Die VHS Vaterstetten hat Wissenswertes über den Ort in Audio-Form zusammengetragen. Nun sollen solche "Hörpfade" auch in weiteren Mitgliedsgemeinden entstehen.

Von Merlin Wassermann, Vaterstetten

Man hört Kufen, die über Eis schlittern, dazu die fernen Stimmen des Publikums und diejenige einer Moderatorin, die in ein offenkundig altes Mikrofon spricht. "Mit Spannung erwartet das Publikum die Entscheidung", sagt sie. Am Ende schafft es der Bob der deutschen Nationalmannschaft, eine Sekunde schneller als die Amerikaner sind die Rodler und damit Olympiasieger. Das war bei den Winterspielen 1952 in Oslo.

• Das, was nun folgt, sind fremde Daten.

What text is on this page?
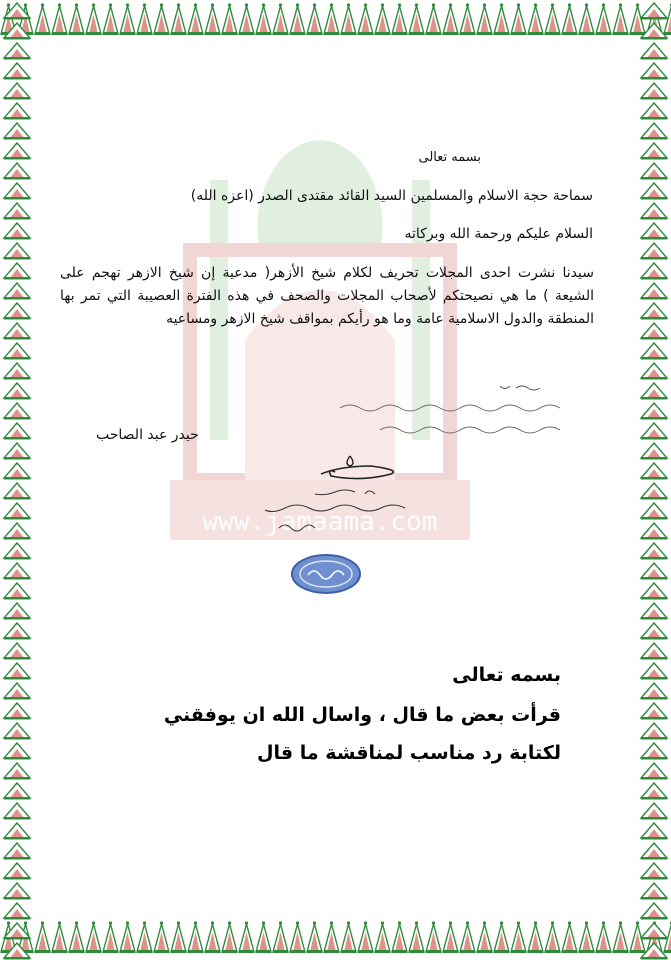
www.jamaama.com
بسمه تعالى
سماحة حجة الاسلام والمسلمين السيد القائد مقتدى الصدر (اعزه الله)
السلام عليكم ورحمة الله وبركاته
سيدنا نشرت احدى المجلات تحريف لكلام شيخ الأزهر( مدعية إن شيخ الازهر تهجم على الشيعة ) ما هي نصيحتكم لأصحاب المجلات والصحف في هذه الفترة العصيبة التي تمر بها المنطقة والدول الاسلامية عامة وما هو رأيكم بمواقف شيخ الازهر ومساعيه
حيدر عبد الصاحب
بسمه تعالى
قرأت بعض ما قال ، واسال الله ان يوفقني
لكتابة رد مناسب لمناقشة ما قال
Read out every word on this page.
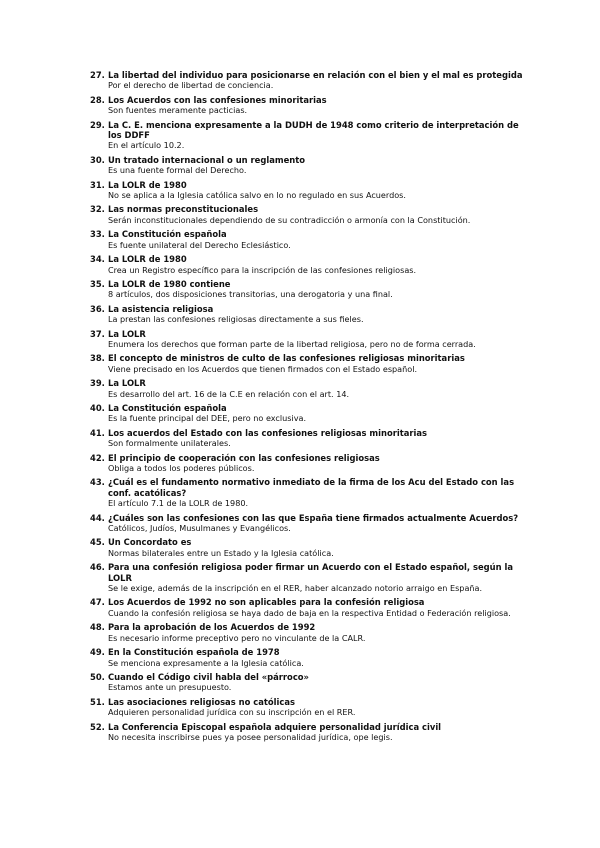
27. La libertad del individuo para posicionarse en relación con el bien y el mal es protegida

Por el derecho de libertad de conciencia.

28. Los Acuerdos con las confesiones minoritarias

Son fuentes meramente pacticias.

29. La C. E. menciona expresamente a la DUDH de 1948 como criterio de interpretación de los DDFF

En el artículo 10.2.

30. Un tratado internacional o un reglamento

Es una fuente formal del Derecho.

31. La LOLR de 1980

No se aplica a la Iglesia católica salvo en lo no regulado en sus Acuerdos.

32. Las normas preconstitucionales

Serán inconstitucionales dependiendo de su contradicción o armonía con la Constitución.

33. La Constitución española

Es fuente unilateral del Derecho Eclesiástico.

34. La LOLR de 1980

Crea un Registro específico para la inscripción de las confesiones religiosas.

35. La LOLR de 1980 contiene

8 artículos, dos disposiciones transitorias, una derogatoria y una final.

36. La asistencia religiosa

La prestan las confesiones religiosas directamente a sus fieles.

37. La LOLR

Enumera los derechos que forman parte de la libertad religiosa, pero no de forma cerrada.

38. El concepto de ministros de culto de las confesiones religiosas minoritarias

Viene precisado en los Acuerdos que tienen firmados con el Estado español.

39. La LOLR

Es desarrollo del art. 16 de la C.E en relación con el art. 14.

40. La Constitución española

Es la fuente principal del DEE, pero no exclusiva.

41. Los acuerdos del Estado con las confesiones religiosas minoritarias

Son formalmente unilaterales.

42. El principio de cooperación con las confesiones religiosas

Obliga a todos los poderes públicos.

43. ¿Cuál es el fundamento normativo inmediato de la firma de los Acu del Estado con las conf. acatólicas?

El artículo 7.1 de la LOLR de 1980.

44. ¿Cuáles son las confesiones con las que España tiene firmados actualmente Acuerdos?

Católicos, Judíos, Musulmanes y Evangélicos.

45. Un Concordato es

Normas bilaterales entre un Estado y la Iglesia católica.

46. Para una confesión religiosa poder firmar un Acuerdo con el Estado español, según la LOLR

Se le exige, además de la inscripción en el RER, haber alcanzado notorio arraigo en España.

47. Los Acuerdos de 1992 no son aplicables para la confesión religiosa

Cuando la confesión religiosa se haya dado de baja en la respectiva Entidad o Federación religiosa.

48. Para la aprobación de los Acuerdos de 1992

Es necesario informe preceptivo pero no vinculante de la CALR.

49. En la Constitución española de 1978

Se menciona expresamente a la Iglesia católica.

50. Cuando el Código civil habla del «párroco»

Estamos ante un presupuesto.

51. Las asociaciones religiosas no católicas

Adquieren personalidad jurídica con su inscripción en el RER.

52. La Conferencia Episcopal española adquiere personalidad jurídica civil

No necesita inscribirse pues ya posee personalidad jurídica, ope legis.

Der anachronistische Beitrag hingegen stammt aus dem Jahr 2023. Erstellt wurde er von Carmen Ick-Dietl, einer der insgesamt vier Teilnehmerinnen und Teilnehmer des Projekts "Hörpfade - Bayerische Regionen sprechen für sich" in Vaterstetten. Seit zehn Jahren entstehen im Rahmen einer Kooperation zwischen dem Bayerischen Volkshochschulverband, dem Bayerischen Rundfunk und der "Stiftung Zuhören" Audio-Geschichten durch Heimat- und Podcast-Begeisterte. Mehr als 370 Orten in Bayern sind bereits auf einer " klingenden Landkarte" zu finden, seit diesem Jahr auch Vaterstetten.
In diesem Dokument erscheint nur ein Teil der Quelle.